A evidência nova igualmente mostra inesperada o acréscimo que mistura entre Papuans e um dos dois grupos de Denisovan, sugerindo que este grupo viva realmente em Nova Guiné ou em suas ilhas adjacentes. Além disso, Denisovans pode ter vivido na área até já 30.000 anos há, fazendo lhes um dos últimos grupos de sobrevivência de hominins arcaicos. “Povos usados para pensar que Denisovans viveu no continente asiático e distante ao norte,” diz Cox. “Nosso trabalho mostra pelo contrário que o centro da diversidade arcaica não estava em Europa ou no congelada para o norte, mas pelo contrário em Ásia tropical.” Stoneking adiciona, “além disso, esta diversidade arcaica parece ter persistido muito mais por muito tempo na ilha 3Sudeste Asiático e Nova Guiné do que em outra parte no mundo.”

Tinha sido já claro que a ilha 3Sudeste Asiático e Nova Guiné era um lugar especial, com os indivíduos que levam lá um ADN mais arcaico do hominin do que em qualquer outro lugar na terra. A região foi reconhecida igualmente como a chave à evolução adiantada de homo sapiens fora de África. Mas havia umas diferenças na história.

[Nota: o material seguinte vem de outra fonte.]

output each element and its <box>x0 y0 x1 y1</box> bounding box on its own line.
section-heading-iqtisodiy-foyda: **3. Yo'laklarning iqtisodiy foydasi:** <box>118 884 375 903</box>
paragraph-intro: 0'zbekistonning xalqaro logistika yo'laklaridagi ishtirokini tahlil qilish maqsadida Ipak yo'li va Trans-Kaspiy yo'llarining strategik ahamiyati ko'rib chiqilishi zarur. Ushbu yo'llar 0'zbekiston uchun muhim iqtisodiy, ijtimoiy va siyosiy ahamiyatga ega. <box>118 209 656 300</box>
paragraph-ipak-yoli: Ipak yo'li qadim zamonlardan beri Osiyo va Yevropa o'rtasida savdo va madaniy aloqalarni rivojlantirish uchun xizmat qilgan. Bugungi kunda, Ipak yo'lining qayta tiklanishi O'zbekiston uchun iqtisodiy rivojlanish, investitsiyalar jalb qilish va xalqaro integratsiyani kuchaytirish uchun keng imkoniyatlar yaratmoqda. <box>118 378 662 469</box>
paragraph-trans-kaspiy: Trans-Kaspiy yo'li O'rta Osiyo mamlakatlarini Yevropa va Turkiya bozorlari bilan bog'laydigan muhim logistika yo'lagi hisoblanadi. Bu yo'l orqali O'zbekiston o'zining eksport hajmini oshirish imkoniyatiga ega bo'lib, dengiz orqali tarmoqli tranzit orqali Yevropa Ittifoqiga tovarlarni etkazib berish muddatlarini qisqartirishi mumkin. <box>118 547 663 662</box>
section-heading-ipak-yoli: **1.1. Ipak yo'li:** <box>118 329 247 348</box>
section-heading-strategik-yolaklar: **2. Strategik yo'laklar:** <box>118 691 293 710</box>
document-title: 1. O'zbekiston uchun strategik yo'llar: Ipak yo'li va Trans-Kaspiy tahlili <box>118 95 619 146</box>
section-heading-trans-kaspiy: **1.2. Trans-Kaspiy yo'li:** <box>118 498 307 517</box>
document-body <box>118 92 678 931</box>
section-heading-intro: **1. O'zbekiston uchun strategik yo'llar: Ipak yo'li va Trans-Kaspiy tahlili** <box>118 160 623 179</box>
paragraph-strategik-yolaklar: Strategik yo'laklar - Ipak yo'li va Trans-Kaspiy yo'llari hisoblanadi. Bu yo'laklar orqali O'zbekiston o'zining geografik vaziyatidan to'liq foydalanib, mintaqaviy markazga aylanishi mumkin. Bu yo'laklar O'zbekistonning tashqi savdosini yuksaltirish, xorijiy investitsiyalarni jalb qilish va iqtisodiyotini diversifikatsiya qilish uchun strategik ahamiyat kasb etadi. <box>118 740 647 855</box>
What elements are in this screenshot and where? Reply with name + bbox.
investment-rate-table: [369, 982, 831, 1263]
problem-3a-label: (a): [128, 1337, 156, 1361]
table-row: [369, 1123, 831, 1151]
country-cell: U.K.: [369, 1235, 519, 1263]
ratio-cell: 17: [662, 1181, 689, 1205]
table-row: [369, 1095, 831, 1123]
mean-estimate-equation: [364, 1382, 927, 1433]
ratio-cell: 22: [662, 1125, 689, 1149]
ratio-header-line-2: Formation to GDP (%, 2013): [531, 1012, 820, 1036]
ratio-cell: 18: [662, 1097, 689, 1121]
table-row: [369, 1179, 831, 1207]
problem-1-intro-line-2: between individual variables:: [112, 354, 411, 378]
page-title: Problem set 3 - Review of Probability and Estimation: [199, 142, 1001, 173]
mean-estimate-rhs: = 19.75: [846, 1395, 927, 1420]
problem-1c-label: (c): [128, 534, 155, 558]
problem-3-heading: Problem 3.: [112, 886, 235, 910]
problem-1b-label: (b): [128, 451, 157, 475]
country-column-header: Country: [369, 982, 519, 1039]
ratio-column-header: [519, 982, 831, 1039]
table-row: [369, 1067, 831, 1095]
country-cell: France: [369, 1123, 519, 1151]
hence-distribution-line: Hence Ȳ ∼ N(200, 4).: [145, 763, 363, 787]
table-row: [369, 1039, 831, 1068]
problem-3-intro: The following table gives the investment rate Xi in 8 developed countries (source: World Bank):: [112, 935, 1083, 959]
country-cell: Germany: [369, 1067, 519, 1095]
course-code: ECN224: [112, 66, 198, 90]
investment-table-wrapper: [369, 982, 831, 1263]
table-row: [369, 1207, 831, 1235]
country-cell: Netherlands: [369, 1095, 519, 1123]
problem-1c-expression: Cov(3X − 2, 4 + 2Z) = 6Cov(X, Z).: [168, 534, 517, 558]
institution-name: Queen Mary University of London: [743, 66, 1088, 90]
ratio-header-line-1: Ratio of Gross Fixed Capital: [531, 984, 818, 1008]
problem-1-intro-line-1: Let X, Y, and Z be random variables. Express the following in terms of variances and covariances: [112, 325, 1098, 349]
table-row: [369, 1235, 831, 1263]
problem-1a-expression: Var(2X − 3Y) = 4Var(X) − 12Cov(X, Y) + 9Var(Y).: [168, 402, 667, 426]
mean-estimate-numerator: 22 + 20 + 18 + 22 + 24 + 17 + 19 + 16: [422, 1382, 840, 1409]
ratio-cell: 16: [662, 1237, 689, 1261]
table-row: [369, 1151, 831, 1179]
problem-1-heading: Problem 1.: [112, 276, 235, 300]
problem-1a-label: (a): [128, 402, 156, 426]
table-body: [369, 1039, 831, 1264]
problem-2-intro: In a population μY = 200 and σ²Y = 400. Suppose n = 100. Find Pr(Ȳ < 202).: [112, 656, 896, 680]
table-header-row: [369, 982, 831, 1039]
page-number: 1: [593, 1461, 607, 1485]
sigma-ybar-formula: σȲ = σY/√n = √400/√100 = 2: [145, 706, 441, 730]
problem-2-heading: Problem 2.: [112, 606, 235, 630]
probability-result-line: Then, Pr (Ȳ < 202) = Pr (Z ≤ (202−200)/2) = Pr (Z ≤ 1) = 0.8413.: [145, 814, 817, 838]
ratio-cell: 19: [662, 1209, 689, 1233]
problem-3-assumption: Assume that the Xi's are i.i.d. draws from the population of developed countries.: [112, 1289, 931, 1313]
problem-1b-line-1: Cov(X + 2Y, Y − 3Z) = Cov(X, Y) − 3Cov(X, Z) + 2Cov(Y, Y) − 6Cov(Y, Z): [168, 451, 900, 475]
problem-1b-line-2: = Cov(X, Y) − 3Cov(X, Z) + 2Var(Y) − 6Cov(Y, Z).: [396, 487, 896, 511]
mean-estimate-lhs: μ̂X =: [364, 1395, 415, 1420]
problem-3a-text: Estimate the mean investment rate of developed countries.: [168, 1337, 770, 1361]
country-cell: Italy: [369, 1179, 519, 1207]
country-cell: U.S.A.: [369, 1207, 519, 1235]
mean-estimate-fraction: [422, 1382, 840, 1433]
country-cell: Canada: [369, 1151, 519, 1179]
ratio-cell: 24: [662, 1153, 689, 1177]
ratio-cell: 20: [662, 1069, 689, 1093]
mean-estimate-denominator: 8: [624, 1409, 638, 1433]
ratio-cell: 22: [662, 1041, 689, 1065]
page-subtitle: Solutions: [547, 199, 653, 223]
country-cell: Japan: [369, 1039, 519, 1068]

Linhagens divergentes de Denisovan

Para ajudar a encher aquelas diferenças, os estiramentos identificados equipe do ADN arcaico de 161 genomas novos que medem 14 grupos de ilha na ilha 3Sudeste Asiático e Nova Guiné. Suas análises descobriram os grandes estiramentos do ADN que não fizeram comentário insultuoso com um único introgression dos genes de Denisovans em seres humanos na região. Em lugar de, relatam, Papuans moderno leva centenas de variações do gene de duas linhagens profundamente divergentes de Denisovan. De facto, calculam que aqueles dois grupos de Denisovans tinham sido separados de um outro por 350.000 anos.

Os resultados novos destacam como “understudied incredibly” esta parte do mundo foi, os pesquisadores dizem. Para pô-lo no contexto, muitos dos participantes do estudo vivem em Indonésia, um país o tamanho de Europa que é o 4o país o maior no mundo baseado no tamanho da população. No entanto, independentemente de um punhado das seqüências do genoma relatadas em uma avaliação global da diversidade genomic em 2016, o papel novo relata as primeiras seqüências indonésias do genoma. Igualmente houve uma polarização forte nos estudos de hominins arcaicos para Europa e Eurasia do norte, porque o ADN recolhido dos ossos antigos sobrevive melhor no norte frio.

Os dados faltantes inclinam a interpretação científica

Esta falta da representação global em dados antigos e modernos do genoma é notada bem, os pesquisadores dizem. “Contudo, nós não pensamos que os povos agarraram realmente apenas quanto de uma polarização esta põe sobre interpretações científicas - como, aqui, a distribuição geográfica de populações arcaicas do hominin,” Cox diz.

Tão fascinante como estes resultados novos são, os pesquisadores dizem que seu alvo preliminar é usar estes dados genomic novos para ajudar a melhorar cuidados médicos para povos na ilha 3Sudeste Asiático. Dizem que esta primeira avaliação do genoma na região oferece agora a informação da linha de base necessário ajustar esse trabalho no movimento.